Pulin Li, Guocheng Wu, Li Yin, Yanjie Zhou, Yuxin Zheng, Wei Zhang.
This repository contains the resources for our paper ["MIRAD - A comprehensive real-world robust anomaly detection dataset for Mass Individualization"]. MIRAD represents a hybrid scenario bridging single class and multi class anomaly detection paradigms. Currently we release the Mass Individualization Robust Anomal Detection (MIRAD) dataset.

MIRAD, comprising 10 categories of individualized products, encompasses three design paradigms, including geometrically complex components (Geometric Blocks, Buttons), numerically and symbolically encoded items (Number Blocks with Arabic numerals, mathematical symbols), and stylized artifacts (Rabbit Pendants, Magnetic Bookmarks). Each product category offers diverse options in color, shape, pattern, and size, covering one or even all three design paradigms.It specifically incorporates multi-object inspection scenarios where two or more individualized products coexist within single frames. The MIRAD dataset comprises 2398 defect-free training images and 2391 test samples, with 1737 test images containing pixel-level annotated defects. Distributed production nodes employ diverse motion and illumination strategies, different camera specifications , and node-specific background, collectively mirroring the diversity of real-world dis manufacturing networks. Both surface defects and logical flaws are captured under node-specific imaging conditions. The MIRAD dataset bridges the gap between laboratory research and practical quality control in mass individualization under the context of social manufacturing.
We host the MIRAD dataset in Google drive and you can download it by this URL.
The data tree of the downloaded data is as follows.
MIRAD
|-- building_block
|-----|--- train
|-----|-----|----- good
|-----|--- test
|-----|-----|----- good
|-----|-----|----- anomaly
|-----|--- ground_truth
|-- chain_buckle
|-----|----- ...Based on MIRAD, we explore how existing anomaly detection models perform when confronted with the individualized products, as well as their robustness to imaging heterogeneity across distributed production nodes. Specially, we evaluate three kinds of approaches on MIRAD dataset, including single-class, multi-class and zero-shot detection models, providing a foundation for future analyses.
Performance on the MIRAD dataset reveals notable limitations. Single-class methods achieved only 76.2% I-AUROC, whereas multi-class approaches scored an even lower score of 71.1%. In contrast, both single-class and multi-class frameworks reached approximately 98% I-AUROC on MVTec AD and around 93% on VisA. This significant performance drop highlights the increased difficulty of defect detection in social manufacturing settings.

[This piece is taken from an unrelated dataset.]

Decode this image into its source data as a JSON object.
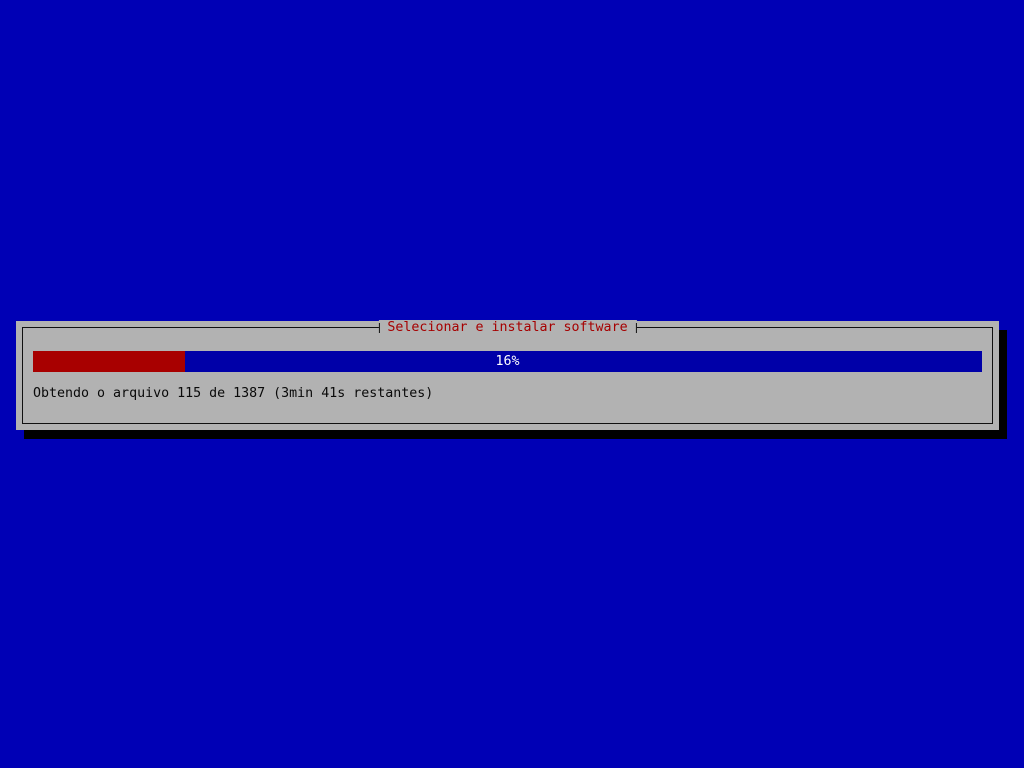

Although AnomalyCLIP (Zhou et al., 2024) and AdaCLIP (Cao et al., 2024) have been pre-trained on auxiliary datasets such as MVTec AD(Bergmann et al., 2019) and VisA (Zou et al., 2022), they still fell short on the MIRAD benchmark. The unified representations of normality and abnormality learned from conventional datasets may fail to generalize to MIRAD, where individualized normal features vary widely across instances. Consequently, MIRAD emerges as a valuable counterpart to traditional mass-production benchmarks, more accurately reflecting the complexities of decentralized, individualized manufacturing.
The data is released under the CC BY 4.0 license.